The market for certified used and generic parts has its limits. For example, parts makers face the same labor shortages that have hit all companies, analysts said.
Bigger players like GE could also simply make life tougher for companies like HEICO by cutting prices if they found the smaller firms gaining too much market share, said HEICO’s Markham.
TEARING DOWN PLANES
The increase in price for parts is expected to moderate this year after rising between high single-digits and low-double-digits in 2022, even though costs remain above pre-COVID-19 levels, said Alex Youngs, an executive with private equity firm Carlyle Group’s repair unit StandardAero.
Companies are trying to find parts any way they can, driving demand to “teardown” aging planes.
Bombardier, whose teardown business is a slice of its higher-margin aftermarket segment, says it has taken critical parts like engines from 11 older, customer-owned business jets torn down through a previously unreported 2018 agreement.
The teardown business, which helped generate parts for planes temporarily grounded due to supply constraints during the COVID-19 pandemic, contributes to Bombardier’s aftermarket revenue target of $2 billion by 2025, up from $1.5 billion in 2022.
To meet demand from private planes, Chicago-based Jet Support Services Inc. (JSSI), an independent provider of maintenance support and financial services, says it is buying more aircraft to tear down for parts.
JSSI, which has maintenance tracking software on over 3,500 aircraft, said 60% of parts on those planes were new in 2022, down from 67% in 2019.
Costs are not the only issue. Moabery has seen time to turn around certain repair orders roughly double because it takes longer to get back repaired components from large suppliers.
“We used to turn an engine in under 60 days,” he said. “We’d be lucky to deliver an engine in under 100 days today.”

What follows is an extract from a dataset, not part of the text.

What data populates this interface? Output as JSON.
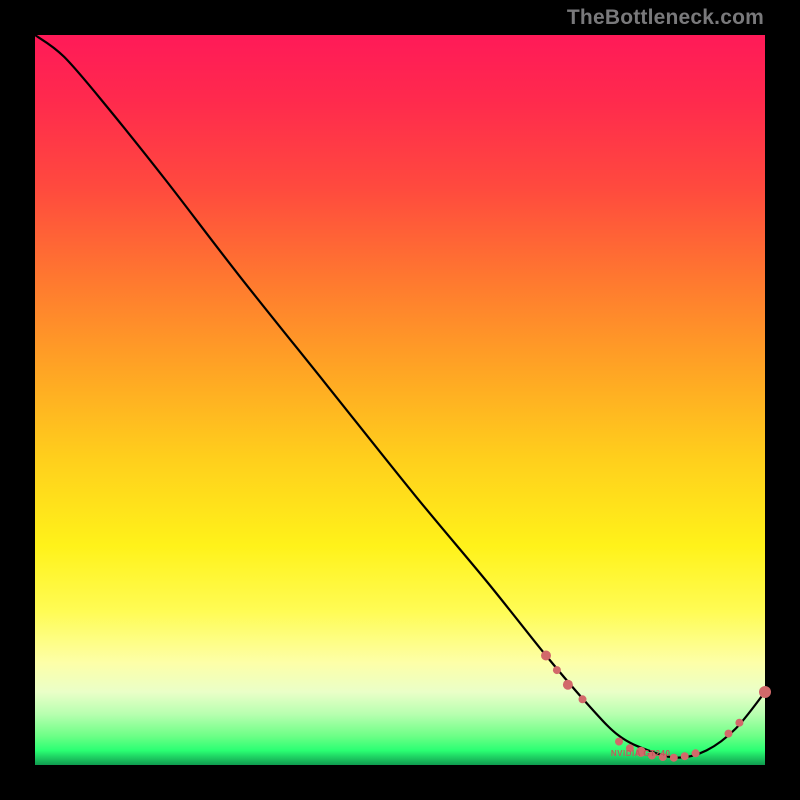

In addition, the supply pool from old aircraft is finite. Only about 428 air transport aircraft globally were recognized as retired in 2022, the lowest level since 2007, according to Naveo. GE expects 400 to 500 aircraft retirements in 2025.
Ultimately, the alternatives to new parts may bring relief but a congested supply chain must be fixed, said Benjamin Hockenberg, president of JSSI Parts & Leasing.
“Certain models, certain situations, (used parts) will fill the void, but I think we also need to see a repaired supply chain,” said Hockenberg.